Bleeding disorders occur when your blood cannot clot. Under normal circumstances in case of an injury your platelets form a gel like bond at the place of the injury and make the blood stick together. The proteins in your blood form a fibrin clot which holds the platelets in place. Although too much blood clots can lead to strokes and heart diseases, blood which is too thin and cannot form clots is very dangerous as well as it leads to excessive bleeding. Bleeding disorders are a result of low or abnormal platelets, low amounts of proteins or thinned blood vessels.

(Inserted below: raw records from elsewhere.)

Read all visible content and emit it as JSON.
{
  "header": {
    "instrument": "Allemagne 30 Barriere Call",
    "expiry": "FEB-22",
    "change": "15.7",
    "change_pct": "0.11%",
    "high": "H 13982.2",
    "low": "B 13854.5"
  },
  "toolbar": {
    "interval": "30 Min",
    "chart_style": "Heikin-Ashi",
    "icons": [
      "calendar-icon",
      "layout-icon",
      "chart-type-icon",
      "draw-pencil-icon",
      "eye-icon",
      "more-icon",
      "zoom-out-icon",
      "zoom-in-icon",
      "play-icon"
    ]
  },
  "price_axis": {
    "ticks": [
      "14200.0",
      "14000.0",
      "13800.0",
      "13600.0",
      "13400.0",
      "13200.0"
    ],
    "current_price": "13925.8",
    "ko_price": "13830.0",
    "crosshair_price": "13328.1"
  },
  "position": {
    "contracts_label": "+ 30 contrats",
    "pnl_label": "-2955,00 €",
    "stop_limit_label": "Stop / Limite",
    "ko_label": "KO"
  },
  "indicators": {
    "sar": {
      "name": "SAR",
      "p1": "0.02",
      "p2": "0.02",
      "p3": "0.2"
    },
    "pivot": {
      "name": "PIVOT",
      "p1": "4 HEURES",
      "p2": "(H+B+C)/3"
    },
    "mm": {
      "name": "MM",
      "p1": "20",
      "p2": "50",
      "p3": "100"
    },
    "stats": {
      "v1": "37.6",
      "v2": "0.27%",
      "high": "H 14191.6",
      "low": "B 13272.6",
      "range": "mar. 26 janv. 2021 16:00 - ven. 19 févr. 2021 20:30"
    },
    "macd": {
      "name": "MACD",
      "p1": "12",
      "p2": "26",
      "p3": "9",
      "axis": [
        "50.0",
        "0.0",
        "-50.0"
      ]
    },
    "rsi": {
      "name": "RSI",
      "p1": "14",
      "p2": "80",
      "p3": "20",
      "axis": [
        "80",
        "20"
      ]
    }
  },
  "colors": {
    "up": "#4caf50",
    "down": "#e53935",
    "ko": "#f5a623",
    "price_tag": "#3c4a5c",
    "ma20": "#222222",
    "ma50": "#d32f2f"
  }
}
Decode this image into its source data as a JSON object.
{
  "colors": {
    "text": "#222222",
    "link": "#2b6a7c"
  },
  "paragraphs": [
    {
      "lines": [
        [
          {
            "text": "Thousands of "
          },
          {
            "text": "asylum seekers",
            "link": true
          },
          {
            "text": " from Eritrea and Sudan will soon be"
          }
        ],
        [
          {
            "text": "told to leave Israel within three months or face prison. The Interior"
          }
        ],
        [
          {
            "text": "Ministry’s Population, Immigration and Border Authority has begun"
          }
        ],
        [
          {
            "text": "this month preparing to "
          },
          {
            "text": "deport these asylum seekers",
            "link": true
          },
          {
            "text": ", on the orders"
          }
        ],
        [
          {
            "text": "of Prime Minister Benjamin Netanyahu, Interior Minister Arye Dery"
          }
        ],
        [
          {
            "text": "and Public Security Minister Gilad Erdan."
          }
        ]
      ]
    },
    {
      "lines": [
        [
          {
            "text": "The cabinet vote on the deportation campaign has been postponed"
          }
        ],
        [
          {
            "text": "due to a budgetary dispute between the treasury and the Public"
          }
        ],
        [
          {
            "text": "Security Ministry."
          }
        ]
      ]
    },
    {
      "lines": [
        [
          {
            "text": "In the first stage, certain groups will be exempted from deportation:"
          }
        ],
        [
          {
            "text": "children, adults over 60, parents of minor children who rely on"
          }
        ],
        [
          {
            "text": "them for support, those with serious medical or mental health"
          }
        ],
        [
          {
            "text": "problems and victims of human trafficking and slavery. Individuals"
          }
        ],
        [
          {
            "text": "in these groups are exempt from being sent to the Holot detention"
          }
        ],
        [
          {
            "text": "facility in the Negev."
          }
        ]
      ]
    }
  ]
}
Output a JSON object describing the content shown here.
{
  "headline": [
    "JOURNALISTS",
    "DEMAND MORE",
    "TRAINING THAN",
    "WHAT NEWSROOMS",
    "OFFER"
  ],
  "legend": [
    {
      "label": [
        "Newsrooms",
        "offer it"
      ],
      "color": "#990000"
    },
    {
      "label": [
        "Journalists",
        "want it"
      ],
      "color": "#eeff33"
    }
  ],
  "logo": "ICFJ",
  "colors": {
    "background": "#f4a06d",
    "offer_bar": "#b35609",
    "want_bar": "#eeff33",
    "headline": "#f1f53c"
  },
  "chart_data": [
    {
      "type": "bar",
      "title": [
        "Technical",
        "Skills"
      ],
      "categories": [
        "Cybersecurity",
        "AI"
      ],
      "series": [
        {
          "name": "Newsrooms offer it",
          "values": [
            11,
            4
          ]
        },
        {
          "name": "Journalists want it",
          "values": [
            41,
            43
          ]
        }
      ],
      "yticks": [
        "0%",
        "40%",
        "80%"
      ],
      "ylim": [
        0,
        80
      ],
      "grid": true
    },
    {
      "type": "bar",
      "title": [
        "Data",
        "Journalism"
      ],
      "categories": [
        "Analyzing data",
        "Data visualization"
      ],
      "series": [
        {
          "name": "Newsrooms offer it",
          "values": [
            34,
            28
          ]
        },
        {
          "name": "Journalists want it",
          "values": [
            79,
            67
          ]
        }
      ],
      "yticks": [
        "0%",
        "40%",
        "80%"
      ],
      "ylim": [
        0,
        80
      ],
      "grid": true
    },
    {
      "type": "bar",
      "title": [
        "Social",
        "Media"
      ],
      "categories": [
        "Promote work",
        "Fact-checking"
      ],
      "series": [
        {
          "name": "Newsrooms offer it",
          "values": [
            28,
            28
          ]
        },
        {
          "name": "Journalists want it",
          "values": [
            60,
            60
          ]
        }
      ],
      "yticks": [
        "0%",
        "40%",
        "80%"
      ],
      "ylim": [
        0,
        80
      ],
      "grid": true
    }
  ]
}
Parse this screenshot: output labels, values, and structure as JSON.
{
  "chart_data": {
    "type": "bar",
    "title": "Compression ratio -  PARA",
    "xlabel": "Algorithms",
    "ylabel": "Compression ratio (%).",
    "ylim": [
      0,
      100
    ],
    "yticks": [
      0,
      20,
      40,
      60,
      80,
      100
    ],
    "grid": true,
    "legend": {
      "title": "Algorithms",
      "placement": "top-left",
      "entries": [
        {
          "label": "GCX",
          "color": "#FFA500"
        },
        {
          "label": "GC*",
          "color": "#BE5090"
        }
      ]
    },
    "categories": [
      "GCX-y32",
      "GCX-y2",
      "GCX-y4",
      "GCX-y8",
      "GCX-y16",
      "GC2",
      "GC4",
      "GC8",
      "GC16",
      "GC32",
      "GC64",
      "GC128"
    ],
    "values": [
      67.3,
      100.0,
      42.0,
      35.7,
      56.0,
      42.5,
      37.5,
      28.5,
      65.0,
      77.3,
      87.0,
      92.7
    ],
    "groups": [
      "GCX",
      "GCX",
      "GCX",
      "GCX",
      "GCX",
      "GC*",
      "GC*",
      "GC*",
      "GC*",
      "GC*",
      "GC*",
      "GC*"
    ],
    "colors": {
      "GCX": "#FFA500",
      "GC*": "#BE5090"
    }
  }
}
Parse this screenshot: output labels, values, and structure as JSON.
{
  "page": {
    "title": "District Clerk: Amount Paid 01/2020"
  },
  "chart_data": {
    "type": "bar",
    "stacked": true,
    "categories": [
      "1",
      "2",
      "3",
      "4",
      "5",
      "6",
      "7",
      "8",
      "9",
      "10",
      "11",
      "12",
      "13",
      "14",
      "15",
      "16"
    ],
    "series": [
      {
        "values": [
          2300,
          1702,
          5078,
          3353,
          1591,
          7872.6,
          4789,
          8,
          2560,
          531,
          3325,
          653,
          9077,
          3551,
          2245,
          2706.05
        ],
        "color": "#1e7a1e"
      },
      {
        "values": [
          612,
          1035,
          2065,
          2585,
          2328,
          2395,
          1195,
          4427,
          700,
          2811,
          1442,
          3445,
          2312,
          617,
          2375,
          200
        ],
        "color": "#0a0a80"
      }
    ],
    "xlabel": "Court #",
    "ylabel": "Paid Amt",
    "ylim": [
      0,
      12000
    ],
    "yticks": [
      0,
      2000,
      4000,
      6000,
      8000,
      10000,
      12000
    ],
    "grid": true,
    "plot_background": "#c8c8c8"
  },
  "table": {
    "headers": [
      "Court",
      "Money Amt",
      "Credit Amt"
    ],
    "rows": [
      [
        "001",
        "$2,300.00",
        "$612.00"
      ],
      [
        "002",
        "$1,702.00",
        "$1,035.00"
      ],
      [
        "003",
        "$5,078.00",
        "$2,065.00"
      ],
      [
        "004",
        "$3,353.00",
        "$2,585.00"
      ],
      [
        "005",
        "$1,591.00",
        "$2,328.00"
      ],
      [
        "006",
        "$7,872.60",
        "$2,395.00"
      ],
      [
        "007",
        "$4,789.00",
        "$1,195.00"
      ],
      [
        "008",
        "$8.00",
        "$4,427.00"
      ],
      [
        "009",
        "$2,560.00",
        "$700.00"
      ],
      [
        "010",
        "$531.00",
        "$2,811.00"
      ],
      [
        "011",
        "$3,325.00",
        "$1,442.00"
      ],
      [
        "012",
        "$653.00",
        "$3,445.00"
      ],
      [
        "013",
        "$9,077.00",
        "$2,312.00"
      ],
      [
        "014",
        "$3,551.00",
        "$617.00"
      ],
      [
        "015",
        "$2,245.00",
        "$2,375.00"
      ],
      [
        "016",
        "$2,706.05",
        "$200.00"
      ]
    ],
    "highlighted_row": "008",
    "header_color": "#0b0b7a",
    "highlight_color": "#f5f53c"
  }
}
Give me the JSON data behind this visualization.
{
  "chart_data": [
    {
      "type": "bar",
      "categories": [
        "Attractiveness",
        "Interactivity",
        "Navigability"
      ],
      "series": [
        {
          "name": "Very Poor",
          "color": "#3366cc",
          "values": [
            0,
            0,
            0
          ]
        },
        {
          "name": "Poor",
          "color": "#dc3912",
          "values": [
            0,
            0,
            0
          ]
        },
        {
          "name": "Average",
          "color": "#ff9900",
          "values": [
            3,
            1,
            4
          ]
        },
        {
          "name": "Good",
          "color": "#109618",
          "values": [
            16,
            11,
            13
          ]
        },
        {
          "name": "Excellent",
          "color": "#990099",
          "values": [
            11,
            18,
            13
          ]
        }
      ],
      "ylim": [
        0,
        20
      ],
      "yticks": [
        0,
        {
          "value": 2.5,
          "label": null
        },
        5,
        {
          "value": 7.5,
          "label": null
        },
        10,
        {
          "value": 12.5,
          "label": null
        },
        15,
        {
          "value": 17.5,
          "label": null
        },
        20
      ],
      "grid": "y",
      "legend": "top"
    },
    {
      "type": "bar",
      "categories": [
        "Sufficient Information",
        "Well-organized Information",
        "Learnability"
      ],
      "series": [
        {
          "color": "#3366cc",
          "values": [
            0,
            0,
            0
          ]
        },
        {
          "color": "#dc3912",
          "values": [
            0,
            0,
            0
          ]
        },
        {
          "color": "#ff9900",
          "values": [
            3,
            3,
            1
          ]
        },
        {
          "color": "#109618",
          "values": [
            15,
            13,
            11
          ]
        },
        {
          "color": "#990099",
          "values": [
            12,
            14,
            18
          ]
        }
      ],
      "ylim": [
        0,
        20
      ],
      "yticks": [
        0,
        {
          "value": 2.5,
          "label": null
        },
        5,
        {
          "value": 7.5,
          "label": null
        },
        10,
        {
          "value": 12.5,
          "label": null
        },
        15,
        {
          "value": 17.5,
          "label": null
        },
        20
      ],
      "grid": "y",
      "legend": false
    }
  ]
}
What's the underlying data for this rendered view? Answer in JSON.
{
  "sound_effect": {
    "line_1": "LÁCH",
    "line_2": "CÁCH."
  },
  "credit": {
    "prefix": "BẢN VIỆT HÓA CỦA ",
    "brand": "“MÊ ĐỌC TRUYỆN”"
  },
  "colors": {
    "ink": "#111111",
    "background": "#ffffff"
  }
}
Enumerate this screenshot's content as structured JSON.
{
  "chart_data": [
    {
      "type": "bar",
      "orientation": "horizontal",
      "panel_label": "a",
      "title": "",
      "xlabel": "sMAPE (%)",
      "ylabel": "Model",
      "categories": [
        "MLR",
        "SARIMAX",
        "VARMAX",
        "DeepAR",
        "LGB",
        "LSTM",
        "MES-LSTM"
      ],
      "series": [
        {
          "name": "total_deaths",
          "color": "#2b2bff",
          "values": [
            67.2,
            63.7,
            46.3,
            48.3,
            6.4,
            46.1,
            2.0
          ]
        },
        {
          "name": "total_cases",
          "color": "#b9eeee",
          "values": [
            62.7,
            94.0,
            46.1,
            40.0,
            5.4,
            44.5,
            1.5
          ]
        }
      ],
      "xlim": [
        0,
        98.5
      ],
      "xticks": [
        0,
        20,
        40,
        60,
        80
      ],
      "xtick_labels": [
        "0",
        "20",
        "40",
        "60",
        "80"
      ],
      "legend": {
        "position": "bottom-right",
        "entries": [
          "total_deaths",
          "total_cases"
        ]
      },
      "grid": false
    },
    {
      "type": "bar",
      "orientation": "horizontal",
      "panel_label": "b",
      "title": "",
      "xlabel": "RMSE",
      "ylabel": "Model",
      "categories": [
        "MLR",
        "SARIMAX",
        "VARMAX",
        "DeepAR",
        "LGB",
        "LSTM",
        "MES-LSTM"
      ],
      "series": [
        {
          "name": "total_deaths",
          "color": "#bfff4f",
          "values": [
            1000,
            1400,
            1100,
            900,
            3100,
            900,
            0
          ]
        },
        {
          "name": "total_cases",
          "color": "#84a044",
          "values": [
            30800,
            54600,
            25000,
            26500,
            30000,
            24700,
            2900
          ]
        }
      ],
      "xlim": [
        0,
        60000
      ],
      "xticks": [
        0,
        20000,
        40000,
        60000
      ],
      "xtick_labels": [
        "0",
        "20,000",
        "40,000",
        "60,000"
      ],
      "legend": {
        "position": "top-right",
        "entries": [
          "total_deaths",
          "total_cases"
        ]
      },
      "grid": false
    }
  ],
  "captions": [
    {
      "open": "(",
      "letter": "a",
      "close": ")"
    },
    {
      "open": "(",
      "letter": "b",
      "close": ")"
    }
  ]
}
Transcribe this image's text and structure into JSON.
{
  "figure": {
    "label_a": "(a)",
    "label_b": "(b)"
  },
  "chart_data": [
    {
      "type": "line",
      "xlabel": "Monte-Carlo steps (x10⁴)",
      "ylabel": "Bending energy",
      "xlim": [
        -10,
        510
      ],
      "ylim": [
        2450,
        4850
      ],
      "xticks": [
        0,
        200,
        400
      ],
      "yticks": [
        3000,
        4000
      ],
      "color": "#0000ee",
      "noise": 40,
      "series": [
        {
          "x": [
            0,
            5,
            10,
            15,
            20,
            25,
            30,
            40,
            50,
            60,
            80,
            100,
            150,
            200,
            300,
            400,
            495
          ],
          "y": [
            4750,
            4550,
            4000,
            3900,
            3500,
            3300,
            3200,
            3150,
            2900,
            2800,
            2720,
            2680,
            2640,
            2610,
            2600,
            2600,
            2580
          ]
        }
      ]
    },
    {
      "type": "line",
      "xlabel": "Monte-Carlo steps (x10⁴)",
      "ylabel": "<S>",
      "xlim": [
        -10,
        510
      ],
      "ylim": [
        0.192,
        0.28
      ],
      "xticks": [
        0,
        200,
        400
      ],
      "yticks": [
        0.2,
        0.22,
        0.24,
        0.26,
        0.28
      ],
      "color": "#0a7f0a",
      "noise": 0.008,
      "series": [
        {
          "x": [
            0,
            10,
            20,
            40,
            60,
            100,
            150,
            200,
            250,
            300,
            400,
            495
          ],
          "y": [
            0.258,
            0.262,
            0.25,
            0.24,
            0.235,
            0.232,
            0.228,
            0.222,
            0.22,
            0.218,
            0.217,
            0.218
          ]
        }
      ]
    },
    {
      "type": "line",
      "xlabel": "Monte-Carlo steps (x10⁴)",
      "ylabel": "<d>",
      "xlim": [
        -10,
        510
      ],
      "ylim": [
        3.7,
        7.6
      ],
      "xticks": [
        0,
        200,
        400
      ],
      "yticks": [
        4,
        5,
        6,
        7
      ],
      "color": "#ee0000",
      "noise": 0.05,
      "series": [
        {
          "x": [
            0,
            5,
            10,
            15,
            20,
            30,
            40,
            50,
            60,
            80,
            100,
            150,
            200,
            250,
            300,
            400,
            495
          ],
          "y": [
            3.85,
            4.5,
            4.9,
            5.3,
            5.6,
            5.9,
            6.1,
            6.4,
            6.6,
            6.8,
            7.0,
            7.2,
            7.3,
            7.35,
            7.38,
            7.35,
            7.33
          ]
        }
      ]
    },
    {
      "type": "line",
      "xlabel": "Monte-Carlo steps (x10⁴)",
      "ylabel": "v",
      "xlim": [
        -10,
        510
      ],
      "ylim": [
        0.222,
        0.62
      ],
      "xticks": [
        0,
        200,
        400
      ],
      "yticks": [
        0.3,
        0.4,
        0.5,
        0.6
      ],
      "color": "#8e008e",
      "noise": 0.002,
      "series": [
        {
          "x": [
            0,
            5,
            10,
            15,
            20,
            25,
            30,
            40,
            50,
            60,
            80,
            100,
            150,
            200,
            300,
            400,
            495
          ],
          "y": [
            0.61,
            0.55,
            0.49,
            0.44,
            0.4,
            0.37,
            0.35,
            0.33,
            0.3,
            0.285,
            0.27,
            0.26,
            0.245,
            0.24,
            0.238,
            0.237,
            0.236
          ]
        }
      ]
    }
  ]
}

  • Bleeding disorders can be both genetic and idiopathic.
  • Some of these include: hemophilllia and Von Willebrand’s disease which are both on the rise.
  • Bleeding gums and nose, easy bruising and excessive bleeding after an injury are some of the first signs of these diseases.
  • Periodontal bleeding of the gums should therefore, never be ignored as these diseases first manifest through gums.

1. Family History

Family History

Unfortunately, your family history also plays an important part in your oral health. Yes, there is no getting away from those genes. People who have a family history of these periodontal gum diseases or discolored teeth have to work a little bit harder than other folks. Don’t think if you have family history of periodontal gum diseases your fate is sealed. The good news is that in the recent years there have been a lot of advancements in dental procedures. There is no need to go through painful procedures and recovering from anesthesia. Most of these corrective or plaque removal procedures can be done using laser.

  • By going to an oral DNA lab, you can get spots on your teeth scrutinized and narrow down the different types of bacterial stains.
  • This allows better managing and giving targeted treatments to those suffering.
  • There is a wide variety of non-surgical, in-office laser treatments you can get done to save your gums if you have a family history of gum diseases.

Ways to Get Rid of Bleeding Gums Once & For All

We have told you, healthy gums don’t bleed. If you get periodontal gum disease, you need to see what the underlying cause is. Here are some other things you can do to ease your swollen gums.

  • First of all, see if you have any health related issue or deficiency in your body. Visit a GP and get this cured.
  • Invest in a good electric toothbrush, interdentally flossing device and an antibacterial mouth rinse.
  • Keep a bottle of baking soda in your vanity. Once in a while use this along with your toothpaste when brushing your teeth. If you have very yellow teeth you might even use it daily.
  • Apple cider vinegar rinse also helps in keeping the bacteria at bay. However, since it is acidic in nature it is a good idea to dilute it in water.
  • Gargling with salt water also helps in soothing your gums and taking care of any bleeding.

“Long term medications and sometimes uncontrolled diseases make your gums recede. Aspirin is given to patients with heart diseases and those at high risk of a stroke. Drugs given to patients with epilepsy, cancer, diabetes or those going through chemotherapy may all affect the health of your gums.”